La jeune Sandra écrit un article sur le sujet, sans doute pour un journal étudiant, en parle successivement avec un ami, qui la dragouille au passage, puis avec une fille de sa connaissance qui, assez vite dans la conversation, se trahit littéralement : elle a couché avec le mec de la journaliste en herbe et ce dernier, qui a de toute évidence une notion variable de la fidélité, a aussi batifolé avec une blonde dont on vient d’apprendre la séropositivité. Stupeur ! Et cut. Générique de fin… La ronde infernale s’est mise en marche – on pense au film d’Ophuls, dont Nicolas Boukhrief devait tirer un remake une poignée d’années plus tard – Le plaisir (et ses petits tracas), sorti en 1998. Vivre sa jeunesse et multiplier les expériences amoureuses, c’était en ces années se mettre potentiellement en danger de mort si on ne sortait pas “couvert”, selon un terme alors souvent convoqué.

Le contraste est saisissant entre le hors champ de la maladie menaçante et la fraîcheur du teint, du regard vert et de la queue de cheval haute de Chiara Mastroianni, mais aussi de la présence matoise d’un Melvil Poupaud tout aussi juvénile. La petite histoire a établi que ces deux-là avaient eu, très jeunes, une relation, tandis qu’ils se connaissaient depuis toujours. Ils venaient en outre de partager l’affiche du premier long métrage d’un autre “jeunot”, Antoine Desrosières : À la belle étoile. Une chronique d’éducation sentimentale distribuée au printemps 1994, tiens donc, et où l’on pouvait également retrouver Mathieu Demy – soit également la “famille”…

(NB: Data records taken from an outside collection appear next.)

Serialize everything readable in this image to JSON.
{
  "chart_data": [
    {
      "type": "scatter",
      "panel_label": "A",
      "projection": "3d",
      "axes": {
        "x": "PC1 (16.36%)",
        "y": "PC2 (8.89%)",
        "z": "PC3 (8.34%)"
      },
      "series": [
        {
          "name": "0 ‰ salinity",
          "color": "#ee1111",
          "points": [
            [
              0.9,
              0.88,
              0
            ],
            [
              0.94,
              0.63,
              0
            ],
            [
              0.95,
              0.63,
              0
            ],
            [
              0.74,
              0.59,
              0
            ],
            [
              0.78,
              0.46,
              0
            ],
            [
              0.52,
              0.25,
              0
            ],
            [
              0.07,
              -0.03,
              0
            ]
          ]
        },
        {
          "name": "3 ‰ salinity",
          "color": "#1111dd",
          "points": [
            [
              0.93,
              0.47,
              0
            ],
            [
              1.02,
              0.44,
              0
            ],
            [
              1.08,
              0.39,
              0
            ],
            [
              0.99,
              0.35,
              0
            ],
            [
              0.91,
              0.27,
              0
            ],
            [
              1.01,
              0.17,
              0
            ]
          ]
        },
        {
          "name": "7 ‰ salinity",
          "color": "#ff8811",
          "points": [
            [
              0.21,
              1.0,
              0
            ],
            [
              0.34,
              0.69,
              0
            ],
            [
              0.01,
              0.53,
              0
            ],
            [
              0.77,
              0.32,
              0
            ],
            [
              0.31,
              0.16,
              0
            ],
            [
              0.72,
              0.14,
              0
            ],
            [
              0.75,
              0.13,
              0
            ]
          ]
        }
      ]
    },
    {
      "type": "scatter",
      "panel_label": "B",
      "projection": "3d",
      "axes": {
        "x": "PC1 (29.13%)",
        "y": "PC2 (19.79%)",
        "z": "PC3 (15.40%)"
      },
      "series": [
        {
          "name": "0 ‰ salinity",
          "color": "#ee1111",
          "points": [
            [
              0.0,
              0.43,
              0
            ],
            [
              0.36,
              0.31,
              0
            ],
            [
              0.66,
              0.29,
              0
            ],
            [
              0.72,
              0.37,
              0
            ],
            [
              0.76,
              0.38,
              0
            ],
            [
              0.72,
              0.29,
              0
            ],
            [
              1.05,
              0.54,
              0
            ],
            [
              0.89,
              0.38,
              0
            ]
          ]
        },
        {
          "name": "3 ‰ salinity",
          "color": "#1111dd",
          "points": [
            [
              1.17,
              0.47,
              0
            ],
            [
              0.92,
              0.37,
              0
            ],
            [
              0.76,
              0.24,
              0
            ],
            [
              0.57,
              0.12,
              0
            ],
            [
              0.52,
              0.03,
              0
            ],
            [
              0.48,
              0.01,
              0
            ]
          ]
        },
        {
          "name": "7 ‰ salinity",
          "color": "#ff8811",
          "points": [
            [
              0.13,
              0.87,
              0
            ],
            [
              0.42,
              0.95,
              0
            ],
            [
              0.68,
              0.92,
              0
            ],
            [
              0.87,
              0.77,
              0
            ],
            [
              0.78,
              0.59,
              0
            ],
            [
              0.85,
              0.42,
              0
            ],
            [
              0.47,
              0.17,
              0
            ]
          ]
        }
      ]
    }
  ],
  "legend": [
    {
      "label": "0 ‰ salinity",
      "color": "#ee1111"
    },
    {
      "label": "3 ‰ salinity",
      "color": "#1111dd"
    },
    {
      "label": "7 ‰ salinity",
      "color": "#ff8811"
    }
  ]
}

C’est ainsi toute une ambiance “rive gauche” que reflètent ces Bavardages… saisis comme il se doit dans un café et où l’on sourit, avec flegme et élégance, de ces chassés-croisés amoureux dont les répercussions pourraient néanmoins être vite critiques. On évoque aussi au passage l’opposition forcenée de Jean-Paul II au port du préservatif, ce qu’il convient de rappeler aujourd’hui avec force, le souverain pontife demeurant une icône pour une large frange droitière du catholicisme français, actuellement représentée au gouvernement, et en bonne place.

Christophe Chauville

Réalisation : Virginie Thévenet. Scénario : Cécile Abelard. Image : Patrick Blossier. Montage : Antonine Catzéflis. Son : Laurent Poirier. Musique originale : Philippe Cohen-Solal. Interprétation : Chiara Mastroianni, Melvil Poupaud et Babette Rozes. Production : CRIPS Île-de-France et Les Productions du 3ème 2tage.